Neurosurgery Flashcards
In an L1-L2 herniation, which nerve will be affected?
L2
What is Brown Sequard syndrome?
1) diminished strength ipsilaterally to lesion
2) decreased vibration, light touch ipsilaterally
3) decreased temperature, pain contralaterally
What is the conus medullaris and where does it end?
the most caudal tip of the spinal cord. In most people (~98%), it ends at L2 or above
Continuous neck pain and prevertebral swelling on plain radiographs are strongly suggestive of what?
injury to the ligamentous structures of the cervical spine (a severe ligamentous tear can lead to instability of the spine from excessive movement between adjacent vertebrae)
How is ligamentous injury ruled out?
obtaining lateral radiographs in flexion and extension to demonstrate any excessive movement between adjacent vertebrae
What is the treatment for multiple brain metastases?
full course of fractionated radiation to the whole brain
An MRI showing a ring pattern of enhancement with IV contrast and a nonenhancing necrotic center would suggest
GBM
What is the most commonly encountered neoplasm in the cerebella-pontine angle?
acoustic neuroma arising from the Schwann cells that form the myelin sheath of the vestibular division of the 8th CN
What should be on the differential diagnosis for medulloblastoma (or PNET, primitive neuroectodermal tumor)?
highly aggressive and rapidly growing tumor most often arising within the cerebellar vermis.

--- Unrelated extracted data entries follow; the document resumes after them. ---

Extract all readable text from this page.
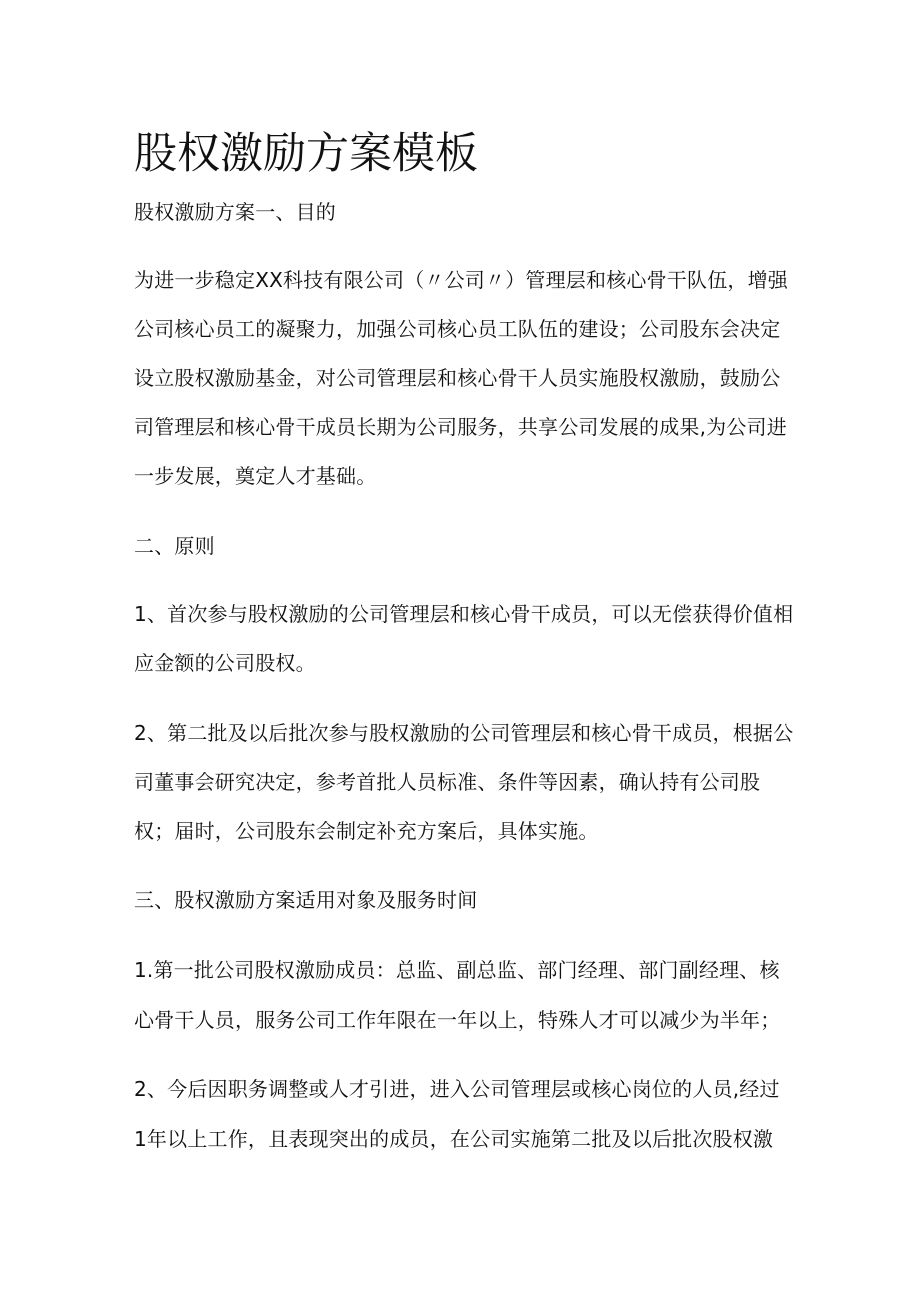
股权激励方案模板
股权激励方案一、目的
为进一步稳定XX科技有限公司（〃公司〃）管理层和核心骨干队伍，增强
公司核心员工的凝聚力，加强公司核心员工队伍的建设；公司股东会决定
设立股权激励基金，对公司管理层和核心骨干人员实施股权激励，鼓励公
司管理层和核心骨干成员长期为公司服务，共享公司发展的成果,为公司进
一步发展，奠定人才基础。
二、原则
1、首次参与股权激励的公司管理层和核心骨干成员，可以无偿获得价值相
应金额的公司股权。
2、第二批及以后批次参与股权激励的公司管理层和核心骨干成员，根据公
司董事会研究决定，参考首批人员标准、条件等因素，确认持有公司股
权；届时，公司股东会制定补充方案后，具体实施。
三、股权激励方案适用对象及服务时间
1.第一批公司股权激励成员：总监、副总监、部门经理、部门副经理、核
心骨干人员，服务公司工作年限在一年以上，特殊人才可以减少为半年；
2、今后因职务调整或人才引进，进入公司管理层或核心岗位的人员,经过
1年以上工作，且表现突出的成员，在公司实施第二批及以后批次股权激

Grows locally and can obliterate the 4th ventricle
DDX
1) Ependymoma (highly aggressive, but usually arise from the floor of the fourth ventricle)
2) Choroid plexus papilloma (can cause hydrocephalus, either by obstructing CSF pathway or by producing lots of CSF); benign
While primary CNS neoplasms rarely metastasize outside of their site of origin, there are two exceptions to this statement, including: _________
medulloblastoma and ependymoma
What is the treatment of drop metastases in the spine?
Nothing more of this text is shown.